In [14]:
import pandas as pd
import geopandas as gpd
import numpy as np
import requests
import json
from scipy.spatial import cKDTree
import networkx as nx 

In [None]:
INPUT_FILE = '../data/202501-citibike-tripdata_3.csv'
OUTPUT_FILE = '../data/202501-citibike-sample.csv'
TARGET_ROWS = 100000

print("Reading and sampling...")

df = pd.read_csv(INPUT_FILE)

print(f"Loaded {len(df)} rows.")

if len(df) > TARGET_ROWS:
    df = df.sample(n=TARGET_ROWS)

print(f"Saving {len(df)} rows to {OUTPUT_FILE}...")
df.to_csv(OUTPUT_FILE, index=False)
print("Done! You have a perfect random sample.")

Reading and sampling...
Loaded 124475 rows.
Saving 100000 rows to ../data/202501-citibike-sample.csv...
Done! You have a perfect random sample.


In [None]:
YEAR = "2022"
DATASET = "acs/acs5"
BASE_URL = f"https://api.census.gov/data/{YEAR}/{DATASET}"
VARIABLES = "NAME,B08201_001E,B08201_002E"

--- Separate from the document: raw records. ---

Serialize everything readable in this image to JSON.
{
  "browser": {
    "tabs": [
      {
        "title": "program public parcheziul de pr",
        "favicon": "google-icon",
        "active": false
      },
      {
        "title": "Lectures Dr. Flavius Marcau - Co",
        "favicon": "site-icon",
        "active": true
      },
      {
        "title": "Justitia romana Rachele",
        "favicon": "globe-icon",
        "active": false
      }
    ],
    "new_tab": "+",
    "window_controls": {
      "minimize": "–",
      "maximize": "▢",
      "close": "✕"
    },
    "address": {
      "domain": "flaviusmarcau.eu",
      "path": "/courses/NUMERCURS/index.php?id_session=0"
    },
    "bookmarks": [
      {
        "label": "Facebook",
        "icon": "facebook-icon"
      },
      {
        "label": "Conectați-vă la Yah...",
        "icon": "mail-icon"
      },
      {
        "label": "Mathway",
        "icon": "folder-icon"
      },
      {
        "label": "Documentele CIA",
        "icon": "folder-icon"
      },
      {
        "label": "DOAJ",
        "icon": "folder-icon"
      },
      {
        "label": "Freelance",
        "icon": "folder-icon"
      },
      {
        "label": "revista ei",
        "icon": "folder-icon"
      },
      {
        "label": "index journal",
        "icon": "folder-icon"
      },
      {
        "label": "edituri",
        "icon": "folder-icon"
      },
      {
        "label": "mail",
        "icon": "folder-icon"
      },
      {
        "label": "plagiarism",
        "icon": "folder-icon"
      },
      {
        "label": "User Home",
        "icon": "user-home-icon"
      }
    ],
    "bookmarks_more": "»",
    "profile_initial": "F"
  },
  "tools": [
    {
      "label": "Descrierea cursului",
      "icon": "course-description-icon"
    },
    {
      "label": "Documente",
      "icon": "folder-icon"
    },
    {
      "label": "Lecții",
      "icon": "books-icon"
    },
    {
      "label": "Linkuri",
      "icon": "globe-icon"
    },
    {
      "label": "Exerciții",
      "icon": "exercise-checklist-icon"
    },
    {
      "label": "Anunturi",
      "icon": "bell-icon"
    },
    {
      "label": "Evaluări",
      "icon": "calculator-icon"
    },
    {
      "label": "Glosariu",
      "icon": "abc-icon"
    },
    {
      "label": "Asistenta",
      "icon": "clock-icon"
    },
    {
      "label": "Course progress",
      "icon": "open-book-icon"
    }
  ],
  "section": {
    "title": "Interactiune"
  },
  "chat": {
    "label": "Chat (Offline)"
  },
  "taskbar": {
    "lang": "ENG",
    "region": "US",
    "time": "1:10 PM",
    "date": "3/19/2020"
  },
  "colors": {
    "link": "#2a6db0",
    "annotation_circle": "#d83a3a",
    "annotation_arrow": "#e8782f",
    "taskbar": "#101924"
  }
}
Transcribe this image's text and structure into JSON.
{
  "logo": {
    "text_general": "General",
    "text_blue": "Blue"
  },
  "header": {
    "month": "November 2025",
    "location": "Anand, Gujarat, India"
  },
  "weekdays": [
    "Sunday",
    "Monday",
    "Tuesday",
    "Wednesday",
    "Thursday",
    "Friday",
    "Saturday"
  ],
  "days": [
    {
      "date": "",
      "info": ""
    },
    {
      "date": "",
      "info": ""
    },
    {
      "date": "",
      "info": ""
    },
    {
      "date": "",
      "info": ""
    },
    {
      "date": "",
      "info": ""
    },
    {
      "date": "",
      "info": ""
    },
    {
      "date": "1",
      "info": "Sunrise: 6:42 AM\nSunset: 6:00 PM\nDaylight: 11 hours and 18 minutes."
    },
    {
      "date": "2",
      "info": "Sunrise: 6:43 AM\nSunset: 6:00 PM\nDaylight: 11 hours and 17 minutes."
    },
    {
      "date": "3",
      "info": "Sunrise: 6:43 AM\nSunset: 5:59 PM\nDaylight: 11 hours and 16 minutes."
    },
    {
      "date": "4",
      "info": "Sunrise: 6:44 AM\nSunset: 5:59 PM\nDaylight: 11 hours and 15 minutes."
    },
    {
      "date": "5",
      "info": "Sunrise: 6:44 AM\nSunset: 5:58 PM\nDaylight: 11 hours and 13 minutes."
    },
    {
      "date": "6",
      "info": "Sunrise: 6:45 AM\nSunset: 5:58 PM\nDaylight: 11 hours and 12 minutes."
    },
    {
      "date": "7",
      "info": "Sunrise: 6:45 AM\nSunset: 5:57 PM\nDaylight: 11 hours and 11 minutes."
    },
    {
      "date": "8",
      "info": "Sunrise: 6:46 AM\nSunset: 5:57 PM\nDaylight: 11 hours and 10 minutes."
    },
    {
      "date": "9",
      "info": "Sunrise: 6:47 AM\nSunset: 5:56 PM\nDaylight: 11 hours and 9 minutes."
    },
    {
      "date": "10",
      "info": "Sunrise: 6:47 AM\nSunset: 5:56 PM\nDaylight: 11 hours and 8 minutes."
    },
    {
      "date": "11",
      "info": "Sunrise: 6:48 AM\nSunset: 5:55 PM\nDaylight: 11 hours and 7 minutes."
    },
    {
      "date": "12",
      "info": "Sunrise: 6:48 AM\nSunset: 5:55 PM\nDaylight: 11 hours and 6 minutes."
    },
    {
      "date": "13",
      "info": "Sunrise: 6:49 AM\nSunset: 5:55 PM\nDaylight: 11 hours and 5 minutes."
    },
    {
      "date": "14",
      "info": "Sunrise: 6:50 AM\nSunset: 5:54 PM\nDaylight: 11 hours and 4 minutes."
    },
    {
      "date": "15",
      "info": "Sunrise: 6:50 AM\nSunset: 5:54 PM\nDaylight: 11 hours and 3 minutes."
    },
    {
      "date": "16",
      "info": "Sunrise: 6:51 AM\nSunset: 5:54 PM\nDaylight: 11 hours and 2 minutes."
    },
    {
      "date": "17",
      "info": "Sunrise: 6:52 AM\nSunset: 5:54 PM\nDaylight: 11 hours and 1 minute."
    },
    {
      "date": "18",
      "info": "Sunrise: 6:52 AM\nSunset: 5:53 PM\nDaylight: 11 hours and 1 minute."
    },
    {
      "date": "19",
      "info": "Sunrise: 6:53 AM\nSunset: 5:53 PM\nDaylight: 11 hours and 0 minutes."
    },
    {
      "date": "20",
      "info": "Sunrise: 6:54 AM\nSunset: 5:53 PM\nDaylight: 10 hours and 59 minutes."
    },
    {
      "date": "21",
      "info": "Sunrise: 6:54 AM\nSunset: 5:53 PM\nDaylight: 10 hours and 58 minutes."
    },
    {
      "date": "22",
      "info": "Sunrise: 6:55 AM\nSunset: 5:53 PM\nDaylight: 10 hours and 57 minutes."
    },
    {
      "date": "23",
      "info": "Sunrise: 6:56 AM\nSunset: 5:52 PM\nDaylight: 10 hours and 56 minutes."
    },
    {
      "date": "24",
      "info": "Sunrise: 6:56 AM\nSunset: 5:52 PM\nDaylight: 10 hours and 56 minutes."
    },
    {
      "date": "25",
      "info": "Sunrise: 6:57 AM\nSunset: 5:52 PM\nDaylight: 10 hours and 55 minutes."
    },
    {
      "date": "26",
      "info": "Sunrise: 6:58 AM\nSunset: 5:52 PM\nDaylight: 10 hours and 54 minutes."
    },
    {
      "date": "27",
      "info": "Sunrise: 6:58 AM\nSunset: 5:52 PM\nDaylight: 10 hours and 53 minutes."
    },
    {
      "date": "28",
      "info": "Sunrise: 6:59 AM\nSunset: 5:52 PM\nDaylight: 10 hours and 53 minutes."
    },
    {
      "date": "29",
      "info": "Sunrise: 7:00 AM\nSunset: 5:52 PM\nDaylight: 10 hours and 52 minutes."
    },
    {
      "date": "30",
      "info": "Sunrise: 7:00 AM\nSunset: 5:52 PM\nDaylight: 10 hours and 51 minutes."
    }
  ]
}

# NYC County Codes (FIPS): Bronx(005), Brooklyn(047), Manhattan(061), Queens(081), Staten Island(085)
counties = ["005", "047", "061", "081", "085"]
state_code = "36" # New York

all_data = []

print("Fetching data for...")
for county in counties:
    url = f"{BASE_URL}?get={VARIABLES}&for=tract:*&in=state:{state_code}&in=county:{county}"
    
    try:
        response = requests.get(url)
        data = response.json()
        headers = data[0]
        rows = data[1:]
        df_county = pd.DataFrame(rows, columns=headers)
        all_data.append(df_county)
        print(f"  - County {county}: Found {len(rows)} tracts")
        
    except Exception as e:
        print(f"  - Error fetching county {county}: {e}")

nyc_df = pd.concat(all_data, ignore_index=True)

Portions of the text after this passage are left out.